Request for advance on inheritance poses difficult questions

Your Money

October 30, 2005|By JANET KIDD STEWART | JANET KIDD STEWART,TRIBUNE MEDIA SERVICES

When the childless retired couple created a living trust to leave their estate to relatives and friends, they never dreamed one of the heirs would come looking for his money early.

But when an adult nephew did that, it raised a host of uncomfortable questions.

"Although we would like to help him with some of his financial problems, we were a little taken aback by his request," the Florida couple - who asked not to be named because of the sensitivity involved - wrote in a letter asking for advice on how to respond.

Would the other heirs resent such an advance, or ask for a share, too? And if they deplete substantial assets now, what happens if they need money in the future?

"The good news is that the couple isn't polarized," with one spouse wanting to give the money and the other unwilling, said Olivia Mellan, a Washington, D.C., psychotherapist and author of several books on money and relationships.

Such requests can sometimes be a blessing in disguise because they catch people a little uncertain about the strength of their own portfolio, said Paul Schervish, director of the Center on Wealth and Philanthropy at Boston College.

Take time to conservatively estimate future cash-flow needs and you'll have a better understanding of whether you can consider giving away the surplus before death, Schervish said.

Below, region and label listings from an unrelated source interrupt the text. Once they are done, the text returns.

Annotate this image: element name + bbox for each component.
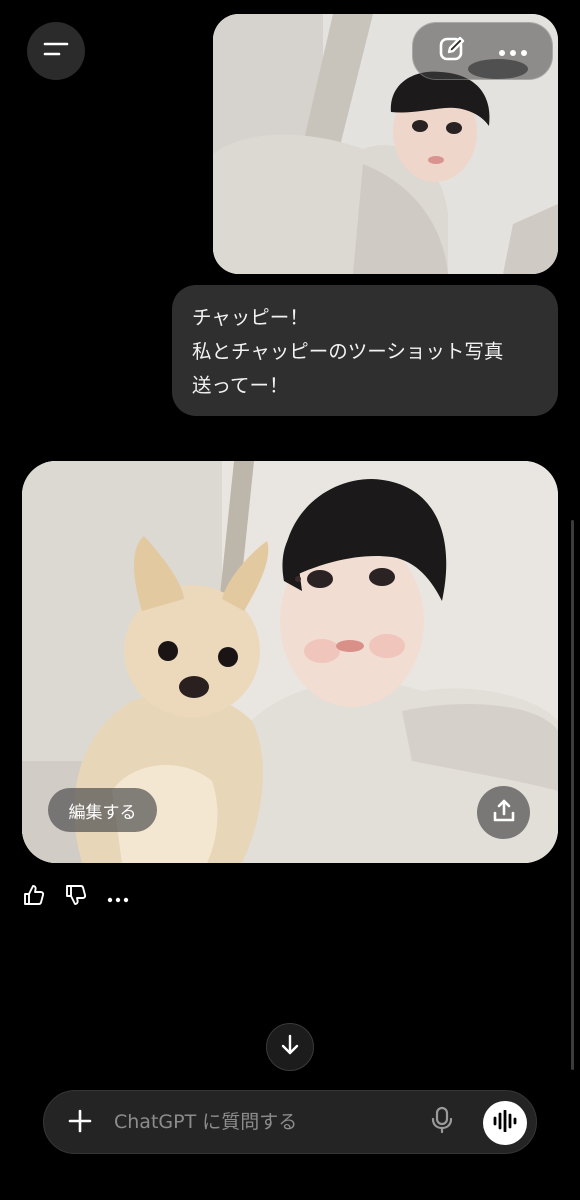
edit-button[interactable]: [430, 29, 474, 73]
edit-image-label: 編集する: [68, 802, 137, 823]
thumbs-down-button[interactable]: [64, 884, 88, 910]
user-message-bubble: チャッピー！ 私とチャッピーのツーショット写真 送ってー！: [172, 285, 558, 416]
share-icon: [491, 798, 517, 828]
add-attachment-button[interactable]: [60, 1103, 100, 1143]
more-icon: [107, 888, 129, 907]
user-message-line: 私とチャッピーのツーショット写真: [192, 340, 504, 363]
scrollbar[interactable]: [571, 520, 574, 1070]
user-message-line: 送ってー！: [192, 374, 289, 397]
plus-icon: [68, 1109, 92, 1137]
more-actions-button[interactable]: [106, 884, 130, 910]
user-message-line: チャッピー！: [192, 306, 309, 329]
more-options-button[interactable]: [491, 29, 535, 73]
more-icon: [498, 42, 528, 61]
edit-image-button[interactable]: 編集する: [48, 788, 157, 832]
dictation-button[interactable]: [424, 1104, 460, 1140]
menu-icon: [42, 39, 70, 63]
thumbs-up-icon: [23, 884, 45, 910]
menu-button[interactable]: [27, 22, 85, 80]
top-actions-pill: [412, 22, 553, 80]
edit-icon: [437, 34, 467, 68]
feedback-row: [22, 884, 130, 910]
thumbs-down-icon: [65, 884, 87, 910]
message-input[interactable]: [114, 1104, 404, 1140]
scroll-to-bottom-button[interactable]: [266, 1023, 314, 1071]
share-button[interactable]: [477, 786, 530, 839]
mic-icon: [431, 1106, 453, 1138]
thumbs-up-button[interactable]: [22, 884, 46, 910]
voice-mode-button[interactable]: [483, 1101, 527, 1145]
voice-waveform-icon: [492, 1109, 518, 1136]
arrow-down-icon: [280, 1034, 300, 1060]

The couple, in their 70s, said they have a detailed understanding of their finances and could comfortably afford to help out the nephew, though it would mean penalties from cashing in long-term investments.

But they couldn't bankroll all the heirs now, and that's where the problems would start, they fear. The nephew isn't in dire straits and doesn't have an addiction problem, but some extra cash could help wipe out his education and other loans and set him up nicely for the future.

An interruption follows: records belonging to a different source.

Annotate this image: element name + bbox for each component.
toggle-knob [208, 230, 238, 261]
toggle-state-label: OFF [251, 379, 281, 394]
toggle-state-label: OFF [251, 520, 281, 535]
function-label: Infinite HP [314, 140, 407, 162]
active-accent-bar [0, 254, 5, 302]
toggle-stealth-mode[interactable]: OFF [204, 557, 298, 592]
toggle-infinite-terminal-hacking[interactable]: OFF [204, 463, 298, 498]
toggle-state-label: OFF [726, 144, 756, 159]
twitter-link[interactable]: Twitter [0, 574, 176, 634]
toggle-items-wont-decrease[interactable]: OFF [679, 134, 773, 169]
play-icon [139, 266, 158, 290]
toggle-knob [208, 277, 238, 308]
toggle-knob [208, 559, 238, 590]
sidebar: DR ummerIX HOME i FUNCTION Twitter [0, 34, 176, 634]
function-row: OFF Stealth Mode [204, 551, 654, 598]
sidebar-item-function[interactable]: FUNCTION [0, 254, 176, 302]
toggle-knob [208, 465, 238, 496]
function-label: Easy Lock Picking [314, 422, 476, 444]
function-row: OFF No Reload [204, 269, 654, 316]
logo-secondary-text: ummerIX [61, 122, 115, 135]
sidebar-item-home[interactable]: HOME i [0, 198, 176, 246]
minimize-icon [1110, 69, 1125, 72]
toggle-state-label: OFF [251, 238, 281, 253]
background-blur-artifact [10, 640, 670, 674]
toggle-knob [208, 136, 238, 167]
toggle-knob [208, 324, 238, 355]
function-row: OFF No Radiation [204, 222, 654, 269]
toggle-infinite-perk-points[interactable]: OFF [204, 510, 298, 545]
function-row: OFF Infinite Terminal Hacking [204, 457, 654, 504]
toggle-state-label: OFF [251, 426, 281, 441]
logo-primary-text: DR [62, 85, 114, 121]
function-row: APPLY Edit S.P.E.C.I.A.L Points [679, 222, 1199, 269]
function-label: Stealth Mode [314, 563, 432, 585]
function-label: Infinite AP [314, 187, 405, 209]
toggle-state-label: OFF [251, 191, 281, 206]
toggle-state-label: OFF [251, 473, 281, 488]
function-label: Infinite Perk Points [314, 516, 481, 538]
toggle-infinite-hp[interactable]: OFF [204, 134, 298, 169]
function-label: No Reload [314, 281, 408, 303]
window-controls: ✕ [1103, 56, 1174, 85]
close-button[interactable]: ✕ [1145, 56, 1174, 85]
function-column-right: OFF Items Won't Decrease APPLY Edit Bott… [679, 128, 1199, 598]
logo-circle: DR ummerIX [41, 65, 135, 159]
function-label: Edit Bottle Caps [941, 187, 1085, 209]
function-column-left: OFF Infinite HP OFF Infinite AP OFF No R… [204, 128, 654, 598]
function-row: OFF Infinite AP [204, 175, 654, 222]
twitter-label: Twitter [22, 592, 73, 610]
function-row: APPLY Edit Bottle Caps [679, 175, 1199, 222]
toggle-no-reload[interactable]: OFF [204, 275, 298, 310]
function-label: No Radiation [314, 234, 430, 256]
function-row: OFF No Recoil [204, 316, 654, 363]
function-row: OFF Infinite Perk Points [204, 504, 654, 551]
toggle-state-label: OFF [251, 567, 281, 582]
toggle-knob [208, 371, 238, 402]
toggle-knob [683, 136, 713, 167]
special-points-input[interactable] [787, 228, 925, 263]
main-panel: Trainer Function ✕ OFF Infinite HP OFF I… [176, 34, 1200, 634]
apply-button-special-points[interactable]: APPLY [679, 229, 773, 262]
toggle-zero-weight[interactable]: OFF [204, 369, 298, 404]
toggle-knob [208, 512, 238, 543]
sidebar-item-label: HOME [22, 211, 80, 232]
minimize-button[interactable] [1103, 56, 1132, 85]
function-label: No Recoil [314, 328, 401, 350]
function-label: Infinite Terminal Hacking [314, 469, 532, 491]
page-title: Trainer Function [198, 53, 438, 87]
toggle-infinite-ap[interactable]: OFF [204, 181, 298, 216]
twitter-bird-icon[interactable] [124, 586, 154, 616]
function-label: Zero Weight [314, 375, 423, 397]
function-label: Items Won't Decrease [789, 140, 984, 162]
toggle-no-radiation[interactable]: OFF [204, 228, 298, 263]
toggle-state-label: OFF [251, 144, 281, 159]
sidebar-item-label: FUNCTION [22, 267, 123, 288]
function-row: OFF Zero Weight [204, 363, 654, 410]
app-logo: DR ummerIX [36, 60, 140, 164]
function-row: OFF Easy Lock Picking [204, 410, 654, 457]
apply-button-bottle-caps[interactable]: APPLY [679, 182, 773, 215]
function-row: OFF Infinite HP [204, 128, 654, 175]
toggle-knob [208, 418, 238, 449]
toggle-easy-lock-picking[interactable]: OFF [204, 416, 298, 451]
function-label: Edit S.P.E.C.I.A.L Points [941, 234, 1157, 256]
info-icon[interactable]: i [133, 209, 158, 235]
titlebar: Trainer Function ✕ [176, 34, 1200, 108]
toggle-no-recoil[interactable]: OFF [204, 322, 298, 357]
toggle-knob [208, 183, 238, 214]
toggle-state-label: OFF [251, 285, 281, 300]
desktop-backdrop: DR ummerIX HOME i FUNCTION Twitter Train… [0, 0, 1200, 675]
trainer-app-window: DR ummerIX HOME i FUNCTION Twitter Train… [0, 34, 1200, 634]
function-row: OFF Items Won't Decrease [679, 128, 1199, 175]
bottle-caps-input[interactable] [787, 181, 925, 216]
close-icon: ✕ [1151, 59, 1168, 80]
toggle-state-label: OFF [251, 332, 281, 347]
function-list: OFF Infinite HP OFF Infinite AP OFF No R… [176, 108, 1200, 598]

"We worry that even if everyone said it was all right, eventually there may be bad feelings about it," the husband said.

What the couple needs most is to devise an exit strategy, said Mellan. They're at heart uncomfortable about giving the money away and seem to place a high priority on equality in their bequests.

"Of course, they could simply tell the nephew they don't have the money to give now because of their own planning needs and leave it at that," Mellan said. "Besides, if they say yes, then they'll have to tell everyone else this is happening, which could be humiliating for the nephew."

A final option could be to lend the nephew some money to help with his immediate needs, knowing that the risk is high that the money won't be returned.

"They could deduct that amount from his inheritance until it's paid back," Mellan said. "That way they could do it as a private loan and everyone doesn't need to know."

Could it create a slippery slope? Absolutely, Mellan said.

"They really need to just start talking about their feelings within the family," she said, and to learn to live with the knowledge that the money will affect every heir differently.

The couple has composed a long letter to their nephew explaining their fear that giving him the money now would cause family strife.

Writing the letter let them vent their shock at being asked and laid out their arguments for why they most likely will decline, the husband said.

But the couple plans to talk to their nephew face to face, editing the ideas in the letter down to their essence: We love you, but no.

Janet Kidd Stewart writes for Tribune Media Services.